In his email, Dr. Thevathasan called attention to Pope Francis’ praise of Bernard Häring and noted that he had just posted a brief essay on the Christendom Awake site addressing the problem represented by such praise. He gave permission for adding it to CatholicCulture.org’s library; see Bernard Häring and his Medical Ethics. It is amazingly concise, and well worth reading. Among other things, you will learn:
In his 1973 book Medical Ethics, Häring defended sterilization, contraception and artificial insemination. He also suggested that the human embryo does not become a person until the twenty-fifth day…. Häring also wanted a change in the teachings of the Church on the indissolubility of marriage, regarding it as inflicting “cruel hardships on the young.” …According to Häring, under difficult circumstances, we may engage in a process of discernment which leads us to the commission of intrinsically evil acts. [emphasis added]

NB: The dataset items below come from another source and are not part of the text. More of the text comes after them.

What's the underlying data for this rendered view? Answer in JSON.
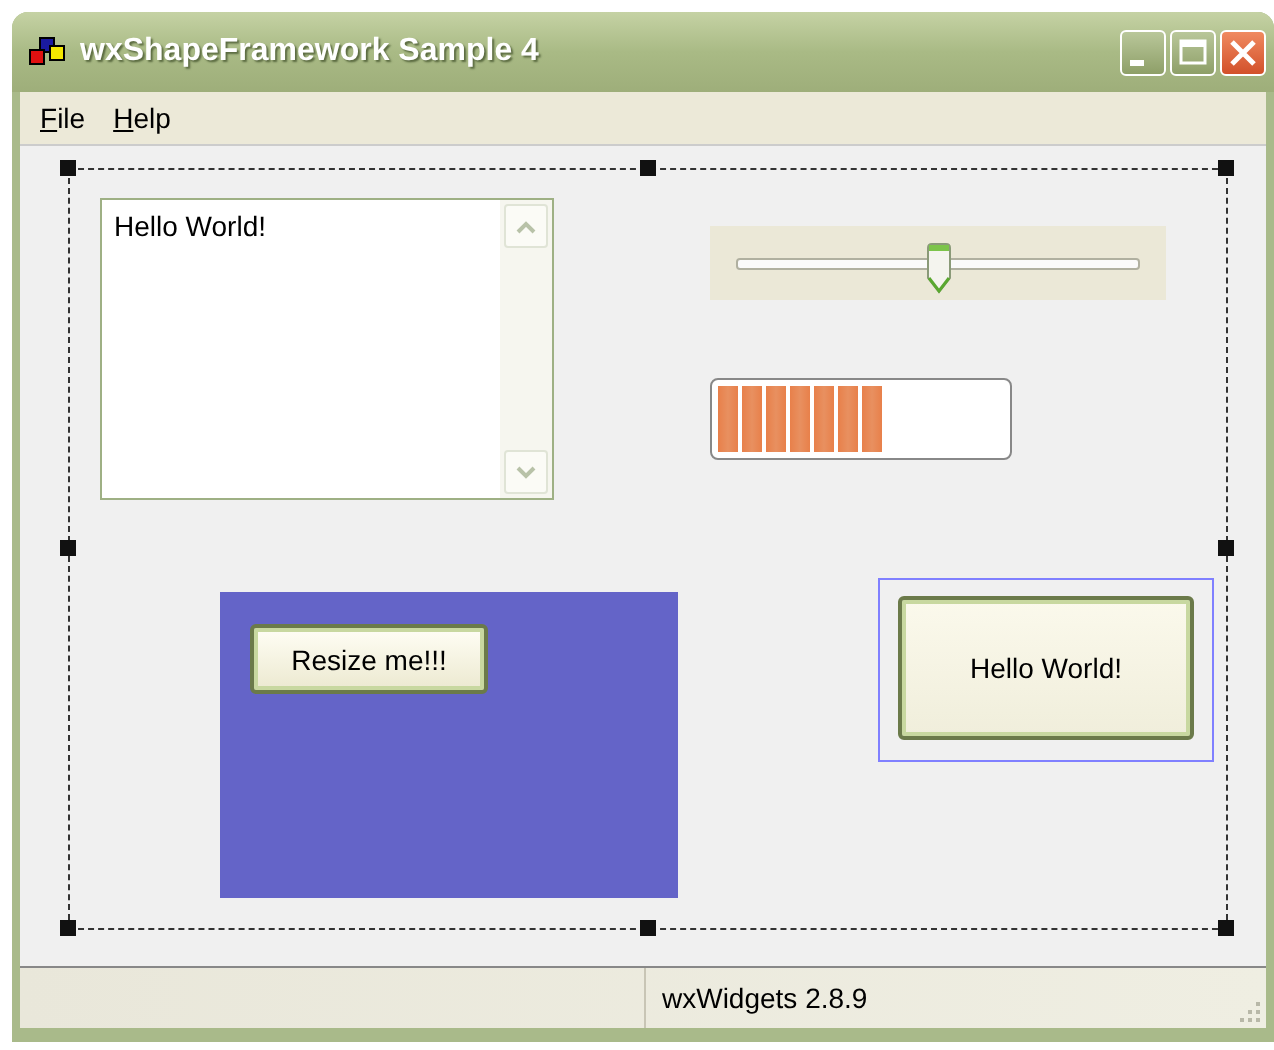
{
  "window": {
    "title": "wxShapeFramework Sample 4"
  },
  "menu": [
    {
      "mnemonic": "F",
      "rest": "ile"
    },
    {
      "mnemonic": "H",
      "rest": "elp"
    }
  ],
  "canvas": {
    "text_box": {
      "value": "Hello World!"
    },
    "slider": {
      "level": 0.5
    },
    "rectangle": {
      "color": "#6464c8",
      "button": "Resize me!!!"
    },
    "button": {
      "label": "Hello World!"
    }
  },
  "status_bar": {
    "text": "wxWidgets 2.8.9"
  }
}
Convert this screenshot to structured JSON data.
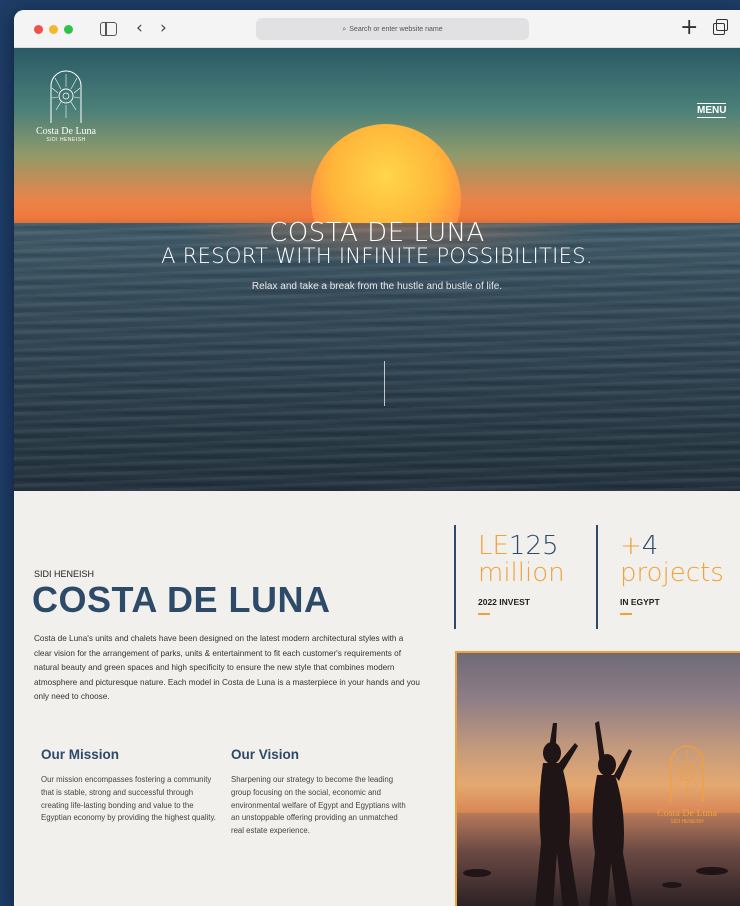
{
  "browser": {
    "address_placeholder": "Search or enter website name"
  },
  "header": {
    "logo_name": "Costa De Luna",
    "logo_sub": "SIDI HENEISH",
    "menu_label": "MENU"
  },
  "hero": {
    "title": "COSTA DE LUNA",
    "subtitle": "A RESORT WITH INFINITE POSSIBILITIES.",
    "tagline": "Relax and take a break from the hustle and bustle of life."
  },
  "intro": {
    "eyebrow": "SIDI HENEISH",
    "title": "COSTA DE LUNA",
    "description": "Costa de Luna's units and chalets have been designed on the latest modern architectural styles with a clear vision for the arrangement of parks, units & entertainment to fit each customer's requirements of natural beauty and green spaces and high specificity to ensure the new style that combines modern atmosphere and picturesque nature. Each model in Costa de Luna is a masterpiece in your hands and you only need to choose."
  },
  "mission": {
    "title": "Our Mission",
    "text": "Our mission encompasses fostering a community that is stable, strong and successful through creating life-lasting bonding and value to the Egyptian economy by providing the highest quality."
  },
  "vision": {
    "title": "Our Vision",
    "text": "Sharpening our strategy to become the leading group focusing on the social, economic and environmental welfare of Egypt and Egyptians with an unstoppable offering providing an unmatched real estate experience."
  },
  "stats": [
    {
      "prefix": "LE",
      "number": "125",
      "unit": "million",
      "label": "2022 INVEST"
    },
    {
      "prefix": "+",
      "number": "4",
      "unit": "projects",
      "label": "IN EGYPT"
    }
  ],
  "photo": {
    "logo_name": "Costa De Luna",
    "logo_sub": "SIDI HENEISH"
  },
  "colors": {
    "navy": "#2d4a68",
    "accent_orange": "#f0a13a",
    "page_bg": "#f1f0ec"
  }
}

Since I turned eighteen and went off to college in 1966, my temper has been constantly provoked and my heart repeatedly broken by the infernal swagger with which so many representatives of the Church take advantage of the incomparable forbearance of Our Blessed Lord. I find it very hard to remember, in the face of such scandal, how much we all benefit from that Divine forbearance. Yet we cannot survive spiritually unless we do remember, for spiritual strength is inseparable from humility.
This, you see, is the very lesson which dissenters against the Magisterium established by Jesus Christ cannot learn while still remaining in their intellectual sins. It is so simple, and yet so very difficult, especially for academics: “Jesus, meek and humble of heart, make our hearts like unto Thine.”